L'immagine che tutti e, soprattutto lui, si sono costruiti di me è così sbagliata. Ma come cambiarla ormai. La mia vera natura ormai ridotta ad una bugia, per colpa di Eva.
Da sempre tutti vedono me come la sorella svampita, crudele, vanitosa e falsa, una maschera che sono stata costretta ad indossare. Mi piaceva prima essere così, per quanto possa essere brutto e superficiale. La considerazione che gli altri avevano di me mi importava così tanto, e quella figura che mi ero costruita era ciò che agli altri piaceva vedere. E io volevo piacere agli altri.
Ma nessuno mi ha mai conosciuta davvero. Neanche io so chi sono, non mi conosco affatto. Era Eva quella trasparente. Tutti così pensavano e, dopo la sua morte, ne sono convinti ancor di più.
Eravamo così affiatate, le volevo bene davvero.
E pensavo che anche lei tenesse a me così tanto. Ma mi sbagliavo. E su quante cose mi sono sbagliata, su quante ero all'oscuro.

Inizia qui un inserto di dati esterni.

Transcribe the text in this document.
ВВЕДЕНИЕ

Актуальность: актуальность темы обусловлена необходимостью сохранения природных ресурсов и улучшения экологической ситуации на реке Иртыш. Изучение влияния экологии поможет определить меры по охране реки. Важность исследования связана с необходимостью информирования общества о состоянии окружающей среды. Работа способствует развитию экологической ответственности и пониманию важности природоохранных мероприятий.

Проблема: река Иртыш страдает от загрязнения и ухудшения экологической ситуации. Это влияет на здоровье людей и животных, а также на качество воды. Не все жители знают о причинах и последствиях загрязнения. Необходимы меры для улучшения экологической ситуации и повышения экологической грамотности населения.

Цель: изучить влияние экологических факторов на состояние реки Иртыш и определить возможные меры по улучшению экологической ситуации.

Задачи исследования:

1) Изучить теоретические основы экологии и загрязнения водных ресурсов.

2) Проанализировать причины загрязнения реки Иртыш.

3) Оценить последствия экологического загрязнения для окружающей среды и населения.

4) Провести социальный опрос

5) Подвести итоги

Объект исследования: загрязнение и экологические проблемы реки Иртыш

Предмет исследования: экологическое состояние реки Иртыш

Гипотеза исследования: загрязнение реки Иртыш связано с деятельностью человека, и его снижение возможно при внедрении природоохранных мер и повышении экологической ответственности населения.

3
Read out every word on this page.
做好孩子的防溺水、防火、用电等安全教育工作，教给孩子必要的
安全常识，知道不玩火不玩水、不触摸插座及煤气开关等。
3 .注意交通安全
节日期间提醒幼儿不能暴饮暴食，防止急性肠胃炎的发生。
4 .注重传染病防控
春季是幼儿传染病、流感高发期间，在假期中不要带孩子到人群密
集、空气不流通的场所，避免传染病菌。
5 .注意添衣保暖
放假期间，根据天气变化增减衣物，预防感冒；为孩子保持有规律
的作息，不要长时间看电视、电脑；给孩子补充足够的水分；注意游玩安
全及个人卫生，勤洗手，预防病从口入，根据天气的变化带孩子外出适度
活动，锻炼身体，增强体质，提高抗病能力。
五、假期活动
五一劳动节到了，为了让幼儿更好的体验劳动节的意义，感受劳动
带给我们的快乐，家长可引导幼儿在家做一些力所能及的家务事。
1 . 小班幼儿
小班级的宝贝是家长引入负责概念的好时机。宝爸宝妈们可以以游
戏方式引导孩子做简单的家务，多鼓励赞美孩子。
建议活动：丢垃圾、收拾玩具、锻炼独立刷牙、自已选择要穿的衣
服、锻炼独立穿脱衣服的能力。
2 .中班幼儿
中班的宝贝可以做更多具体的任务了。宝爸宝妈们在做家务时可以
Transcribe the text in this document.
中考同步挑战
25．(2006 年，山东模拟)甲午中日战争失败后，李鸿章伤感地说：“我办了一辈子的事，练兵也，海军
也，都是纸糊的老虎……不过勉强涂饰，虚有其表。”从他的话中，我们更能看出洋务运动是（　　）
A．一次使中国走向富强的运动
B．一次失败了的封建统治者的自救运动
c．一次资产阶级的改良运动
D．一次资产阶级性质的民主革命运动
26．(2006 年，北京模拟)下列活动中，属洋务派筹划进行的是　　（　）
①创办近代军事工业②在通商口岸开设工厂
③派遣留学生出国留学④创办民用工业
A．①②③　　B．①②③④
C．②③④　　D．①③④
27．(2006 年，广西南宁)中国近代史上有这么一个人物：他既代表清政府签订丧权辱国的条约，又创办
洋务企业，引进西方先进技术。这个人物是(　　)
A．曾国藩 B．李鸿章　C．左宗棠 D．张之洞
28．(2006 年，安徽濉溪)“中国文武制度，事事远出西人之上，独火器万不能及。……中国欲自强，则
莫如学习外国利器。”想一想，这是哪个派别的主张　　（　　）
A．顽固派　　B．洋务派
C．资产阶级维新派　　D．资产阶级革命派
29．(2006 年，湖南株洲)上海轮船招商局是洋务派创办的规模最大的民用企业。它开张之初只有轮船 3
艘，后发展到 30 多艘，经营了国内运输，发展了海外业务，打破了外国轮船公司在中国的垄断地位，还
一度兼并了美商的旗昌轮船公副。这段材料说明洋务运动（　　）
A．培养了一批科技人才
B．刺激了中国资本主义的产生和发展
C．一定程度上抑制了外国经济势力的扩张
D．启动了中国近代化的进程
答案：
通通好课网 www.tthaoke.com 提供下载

Ma se ne avessi azzeccata anche solo una, le cose non sarebbero andate così.
Tuttavia, non rimpiango nulla e, tornando indietro, vorrei non aver saputo nulla della sua vita.
Dopotutto, nessuno ha mai conosciuto Eva, neanche chi tuttora pensa di sapere tutto di lei.
Almeno posso dire di aver avuto una cosa in comune con la mia sorellina.